Le interrumpieron. Se abrió la puerta para dar paso al rey de Inglaterra. Entró apresurado, la
cabeza echada hacia atrás y acariciándose la rubia barba con gesto nervioso, lo cual en el era señal
de irritación. Le seguían sus consejeros habituales, es decir, los dos Despenser, padre e hijo; el canciller Baldock, el conde de Arundel y el obispo de Exeter. Los dos hermanastros del rey, condes
de Kent y de Norfolk, jóvenes por los que corría sangre francesa, ya que su madre era hermana de
Felipe el Hermoso, formaban parte de su séquito, pero a desgana.
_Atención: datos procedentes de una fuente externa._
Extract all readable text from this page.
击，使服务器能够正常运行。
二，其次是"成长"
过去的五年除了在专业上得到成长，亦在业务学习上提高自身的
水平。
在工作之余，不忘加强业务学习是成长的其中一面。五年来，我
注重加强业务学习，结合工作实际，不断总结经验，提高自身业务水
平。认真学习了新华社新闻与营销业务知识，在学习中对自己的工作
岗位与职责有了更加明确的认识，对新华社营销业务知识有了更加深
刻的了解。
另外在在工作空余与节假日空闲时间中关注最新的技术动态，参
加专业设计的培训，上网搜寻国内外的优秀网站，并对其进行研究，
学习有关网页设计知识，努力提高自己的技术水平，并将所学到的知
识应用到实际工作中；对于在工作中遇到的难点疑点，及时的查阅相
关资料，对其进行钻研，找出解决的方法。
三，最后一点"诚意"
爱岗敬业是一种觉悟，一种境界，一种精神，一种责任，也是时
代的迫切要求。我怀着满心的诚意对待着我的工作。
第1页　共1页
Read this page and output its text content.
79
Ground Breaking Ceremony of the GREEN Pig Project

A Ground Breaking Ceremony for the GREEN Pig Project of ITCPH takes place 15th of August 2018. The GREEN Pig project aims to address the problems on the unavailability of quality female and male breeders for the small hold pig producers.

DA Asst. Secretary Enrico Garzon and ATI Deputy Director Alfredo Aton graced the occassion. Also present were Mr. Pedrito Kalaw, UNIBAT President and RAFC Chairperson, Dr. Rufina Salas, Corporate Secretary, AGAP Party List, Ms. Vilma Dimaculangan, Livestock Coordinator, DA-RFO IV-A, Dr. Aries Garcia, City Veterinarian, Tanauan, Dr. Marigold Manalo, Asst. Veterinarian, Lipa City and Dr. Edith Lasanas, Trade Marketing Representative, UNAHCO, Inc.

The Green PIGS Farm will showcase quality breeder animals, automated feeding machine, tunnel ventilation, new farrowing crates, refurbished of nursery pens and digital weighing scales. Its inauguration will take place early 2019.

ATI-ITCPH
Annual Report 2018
La misma impresión causaba
Enrique de Leicester, personaje bajo y cuadrado, de grandes ojos claros, apodado Cuello-Torcido a
causa de una deformación en la nuca y hombros que le obligaba a llevar la cabeza completamente
de través, y dificultaba enormemente la labor de los armeros encargados de forjar sus corazas.
Apretujándose en el derrame de la puerta se veían algunos eclesiásticos y dignatarios locales.
-¿Sabéis la noticia, señora? -exclamó el rey Eduardo dirigiéndose a la reina-. Seguro que os
va a alegrar. Vuestro Mortimer se ha escapado de la Torre.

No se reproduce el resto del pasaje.